June 18, 2003

The News Parade

David Gelernter, technologist, Yale professor, Unabomber victim and columnist for the conservative bastion The Weekly Standard (and therefore disaffected reader of the New York Times), has conjured up a vision of "America's next great newspaper" that, focusing on the nut of the idea and not on the politics of the nut, is intriguing.

Befitting his role as futurist, Gelernter writes in exclamatory fashion:

"America's next great newspaper is a wonderful idea -- but it will have to be published on the web and not on paper, and as a new style web newspaper, not one of today's conventional web-based losers. It is coming -- and (in the nature of things) it will redefine the news story and the newspaper."

Gelernter pounds on several themes to support his idea. Some of them are familiar (the Web offers timeliness, virtuality and appeal to computer-nurtured younger generations) and others proffer solutions to current marketplace dilemmas (home computer users are not upgrading their machines because they have plenty of processing power and storage, therefore PC makers should get behind development of apps that push memory-sucking news content to desktops).

Of all Gelernter's perspectives, and he dishes out an all-you-can-ponder buffet of opining, the tastiest to me is his characterization of the difference between a print newspaper and a Web newspaper:

"Space is newsprint's domain; time is the web's. As an ordinary thing-in-space, the newsprint newspaper will always be the better. "As an object-in-time the web-paper will be king, if we let it be -- but what kind of object is that? If a still photo is an object in space, a parade seen from a fixed location is an object in time -- its grand marshal two hours in the past, its rear end 20 minutes into the future. And (it just so happens) the news is a parade, it is a March of Time (Time-Life's famous newsreel series), a sequence of events -- and thus perfect for a (new style) web newspaper."

As viewing stand for the news parade, Gelernter outlines a "flowing stream" of rich-media news items fed to your PC, indexed, contextualized and riding aboard an "information beam" that is access agnostic (via keyboard or voice command). He argues the technology for this is "surprisingly easy." I'm not tech savvy enough to be a judge of that. You'll have to read his piece yourself.

What I like is his idea of redefining the construction and delivery of news.

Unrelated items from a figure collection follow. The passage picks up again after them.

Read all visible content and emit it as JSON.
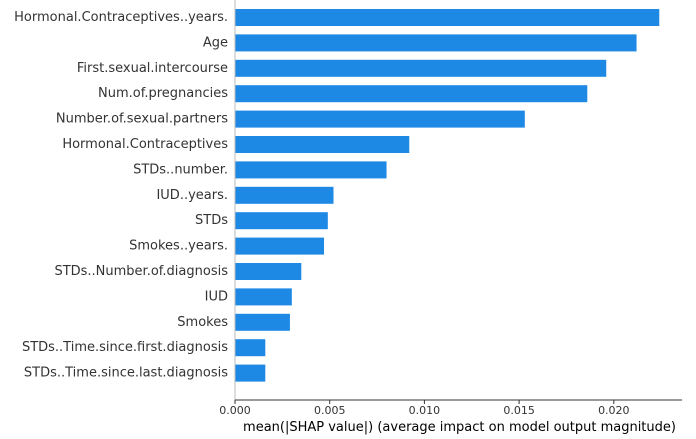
{
  "chart_data": {
    "type": "bar",
    "orientation": "horizontal",
    "categories": [
      "Hormonal.Contraceptives..years.",
      "Age",
      "First.sexual.intercourse",
      "Num.of.pregnancies",
      "Number.of.sexual.partners",
      "Hormonal.Contraceptives",
      "STDs..number.",
      "IUD..years.",
      "STDs",
      "Smokes..years.",
      "STDs..Number.of.diagnosis",
      "IUD",
      "Smokes",
      "STDs..Time.since.first.diagnosis",
      "STDs..Time.since.last.diagnosis"
    ],
    "values": [
      0.0224,
      0.0212,
      0.0196,
      0.0186,
      0.0153,
      0.0092,
      0.008,
      0.0052,
      0.0049,
      0.0047,
      0.0035,
      0.003,
      0.0029,
      0.0016,
      0.0016
    ],
    "xlabel": "mean(|SHAP value|) (average impact on model output magnitude)",
    "ylabel": "",
    "title": "",
    "xlim": [
      0,
      0.0236
    ],
    "xticks": [
      0.0,
      0.005,
      0.01,
      0.015,
      0.02
    ],
    "xtick_labels": [
      "0.000",
      "0.005",
      "0.010",
      "0.015",
      "0.020"
    ],
    "grid": false,
    "bar_color": "#1E88E5",
    "axis_color": "#333333"
  }
}
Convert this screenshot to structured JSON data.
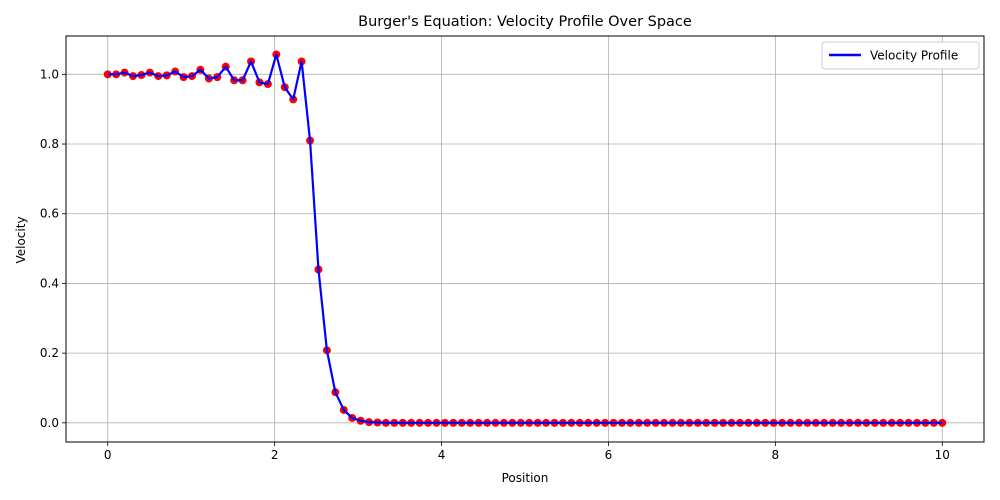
{
  "chart_data": {
    "type": "line",
    "title": "Burger's Equation: Velocity Profile Over Space",
    "xlabel": "Position",
    "ylabel": "Velocity",
    "xlim": [
      -0.5,
      10.5
    ],
    "ylim": [
      -0.055,
      1.11
    ],
    "xticks": [
      0,
      2,
      4,
      6,
      8,
      10
    ],
    "xtick_labels": [
      "0",
      "2",
      "4",
      "6",
      "8",
      "10"
    ],
    "yticks": [
      0.0,
      0.2,
      0.4,
      0.6,
      0.8,
      1.0
    ],
    "ytick_labels": [
      "0.0",
      "0.2",
      "0.4",
      "0.6",
      "0.8",
      "1.0"
    ],
    "grid": true,
    "legend_position": "top-right",
    "line_color": "#0000ff",
    "marker_color": "#ff0000",
    "series": [
      {
        "name": "Velocity Profile",
        "x_start": 0,
        "x_end": 10,
        "values": [
          1.0,
          1.0,
          1.005,
          0.995,
          0.998,
          1.005,
          0.995,
          0.997,
          1.008,
          0.992,
          0.995,
          1.013,
          0.988,
          0.992,
          1.022,
          0.983,
          0.983,
          1.037,
          0.977,
          0.972,
          1.057,
          0.963,
          0.928,
          1.037,
          0.81,
          0.44,
          0.208,
          0.088,
          0.037,
          0.014,
          0.006,
          0.002,
          0.001,
          0.0,
          0.0,
          0.0,
          0.0,
          0.0,
          0.0,
          0.0,
          0.0,
          0.0,
          0.0,
          0.0,
          0.0,
          0.0,
          0.0,
          0.0,
          0.0,
          0.0,
          0.0,
          0.0,
          0.0,
          0.0,
          0.0,
          0.0,
          0.0,
          0.0,
          0.0,
          0.0,
          0.0,
          0.0,
          0.0,
          0.0,
          0.0,
          0.0,
          0.0,
          0.0,
          0.0,
          0.0,
          0.0,
          0.0,
          0.0,
          0.0,
          0.0,
          0.0,
          0.0,
          0.0,
          0.0,
          0.0,
          0.0,
          0.0,
          0.0,
          0.0,
          0.0,
          0.0,
          0.0,
          0.0,
          0.0,
          0.0,
          0.0,
          0.0,
          0.0,
          0.0,
          0.0,
          0.0,
          0.0,
          0.0,
          0.0,
          0.0
        ]
      }
    ]
  }
}
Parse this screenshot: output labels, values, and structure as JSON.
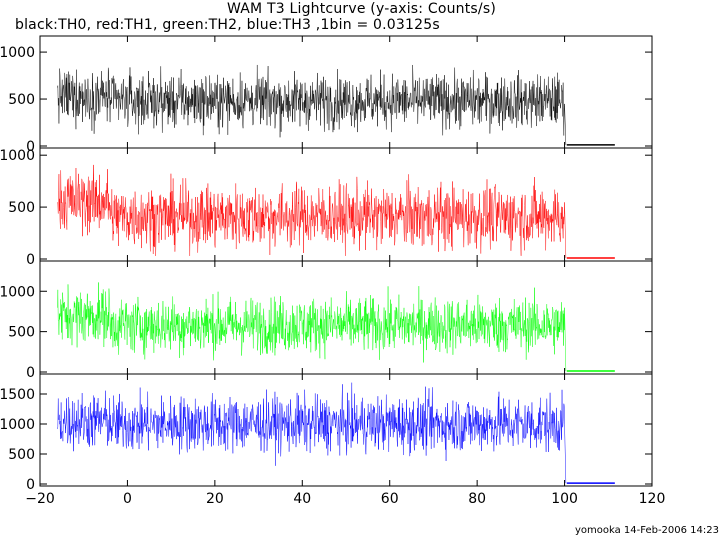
{
  "title": "WAM T3 Lightcurve (y-axis: Counts/s)",
  "subtitle_parts": [
    {
      "text": "black:TH0, ",
      "color": "#000000"
    },
    {
      "text": "red:TH1, ",
      "color": "#000000"
    },
    {
      "text": "green:TH2, ",
      "color": "#000000"
    },
    {
      "text": "blue:TH3 ,1bin = 0.03125s",
      "color": "#000000"
    }
  ],
  "footer": "yomooka 14-Feb-2006 14:23",
  "chart_data": {
    "type": "line",
    "title": "WAM T3 Lightcurve (y-axis: Counts/s)",
    "subtitle": "black:TH0, red:TH1, green:TH2, blue:TH3 ,1bin = 0.03125s",
    "xlim": [
      -20,
      120
    ],
    "xticks": [
      -20,
      0,
      20,
      40,
      60,
      80,
      100,
      120
    ],
    "xtick_labels": [
      "−20",
      "0",
      "20",
      "40",
      "60",
      "80",
      "100",
      "120"
    ],
    "grid": false,
    "panels": [
      {
        "name": "TH0",
        "color": "#000000",
        "ylim": [
          0,
          1150
        ],
        "yticks": [
          0,
          500,
          1000
        ],
        "x_start": -16,
        "x_end": 100,
        "mean_pre": 530,
        "mean_main": 480,
        "spread": 140,
        "tail_x": [
          100.5,
          111.5
        ],
        "tail_y": 12
      },
      {
        "name": "TH1",
        "color": "#ff0000",
        "ylim": [
          0,
          1050
        ],
        "yticks": [
          0,
          500,
          1000
        ],
        "x_start": -16,
        "x_end": 100,
        "mean_pre": 560,
        "mean_main": 410,
        "spread": 150,
        "tail_x": [
          100.5,
          111.5
        ],
        "tail_y": 10
      },
      {
        "name": "TH2",
        "color": "#00ff00",
        "ylim": [
          0,
          1350
        ],
        "yticks": [
          0,
          500,
          1000
        ],
        "x_start": -16,
        "x_end": 100,
        "mean_pre": 700,
        "mean_main": 580,
        "spread": 170,
        "tail_x": [
          100.5,
          111.5
        ],
        "tail_y": 12
      },
      {
        "name": "TH3",
        "color": "#0000ff",
        "ylim": [
          0,
          1800
        ],
        "yticks": [
          0,
          500,
          1000,
          1500
        ],
        "x_start": -16,
        "x_end": 100,
        "mean_pre": 1050,
        "mean_main": 1000,
        "spread": 230,
        "tail_x": [
          100.5,
          111.5
        ],
        "tail_y": 15
      }
    ]
  }
}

I agree with him that today's Web newspapers, while far advanced from their hand-tagged beginnings in the mid-90s, are still mostly electronic reproductions of their print parents. To truly take advantage of the Web as an "object in time" Gelernter argues for a reformatting of the news story into a "string of short pieces interspersed with photos, transcripts, statements, and whatnot as they emerge: It is an evolving chain; you can pick it up anywhere and follow it back into the past as far as you like."

Of course, technologists and futurists, as objects in space themselves, typically don't share the same portion of the real world as the rest of us, so I'm sure the hooey factor of Gelernter's idea is high. Nonetheless, I like the audacity of it, the leap from what-is to what-could-be. The newspaper industry needs that type of thinking.

Until Gelernter's news parade marches across our computer screens or PDAs, we'll have to be content with the inky original, which, incidentally, Gelernter writes of fondly:

"A newsprint paper is a slab of space that is browsable and transparent. Browsability is what a newspaper is for: to offer readers a smorgasbord of stories, pictures, ads and let them choose what looks good. "Transparent" means you can always tell from a distance what you're getting into (Are there lots of pages here or not many? Important news today or nothing much?)--and you always know (as you read) where you are, how far you've come, and how much is left. The newsprint paper is an easy, comfortable, unfussy object. You can turn to the editorials, flip to the back page, or pull out the sports section without thinking. It's light and simple and cheap: Spread it on the breakfast table and spill coffee on it, read it standing in a subway or flat on your back on sofa or lawn, on the beach or in bed. You can write on it, cut it up, pull it apart, fold it open to an interesting story, and stick it (folded) in your pocket to show to someone later. These small details add up to brilliant design."